Ponce underwent heart surgery at the Military Hospital in San Salvador last week, but died of organ failure on May 2.
A truth commission established by the United Nations in El Salvador concluded that on the night of Nov. 15, 1989, Ponce “ordered Colonel Guillermo Alfredo Benavides to kill Father Ignacio Ellacuria,” the rector of the university, and “to leave no witnesses.”
Two days before the murders, then-Colonel Ponce ordered a search be carried out at the campus after he received a tip that 200 members of a leftist guerilla movement had infiltrated the university.

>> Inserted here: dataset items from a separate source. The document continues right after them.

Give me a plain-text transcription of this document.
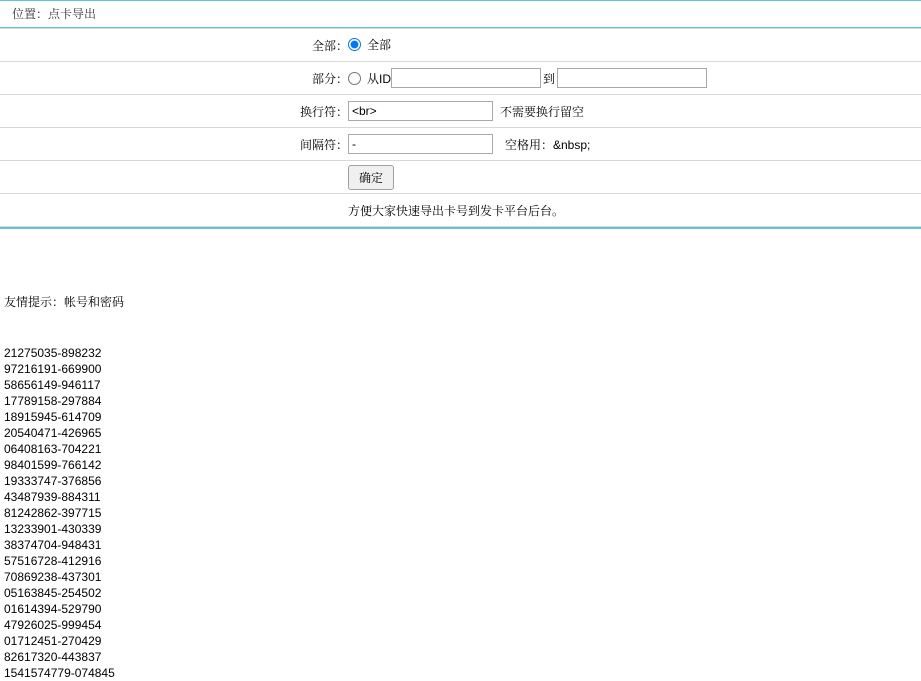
位置：点卡导出
全部：	全部

部分：	从ID 到

换行符：	
<br>不需要换行留空

间隔符：	
-空格用：&nbsp;

	确定
	方便大家快速导出卡号到发卡平台后台。
友情提示：帐号和密码
21275035-898232
97216191-669900
58656149-946117
17789158-297884
18915945-614709
20540471-426965
06408163-704221
98401599-766142
19333747-376856
43487939-884311
81242862-397715
13233901-430339
38374704-948431
57516728-412916
70869238-437301
05163845-254502
01614394-529790
47926025-999454
01712451-270429
82617320-443837
1541574779-074845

The six Jesuits were killed along with their cook and her 15-year-old daughter.
According to some analysts, the Salvadoran army saw the university as “a legitimate military target” not because of the priests’ support of Marxist liberation theology, but because in practice it functioned as the intelligence headquarters of the leftist group.
Archbishop emeritus Fernando Saenz Lacalle told EWTN News on May 5 he is confident Ponce’s death will not upset the country. “I don’t think the history of El Salvador will be disrupted at all by the death of this member of the military or that of any other, as ultimately they are not in power nor are they exercising much influence on the direction of the country,” he said.
“I think that when there is true democracy in a country, as time goes on that democracy is strengthened. I think this applies to El Salvador,” the archbishop said.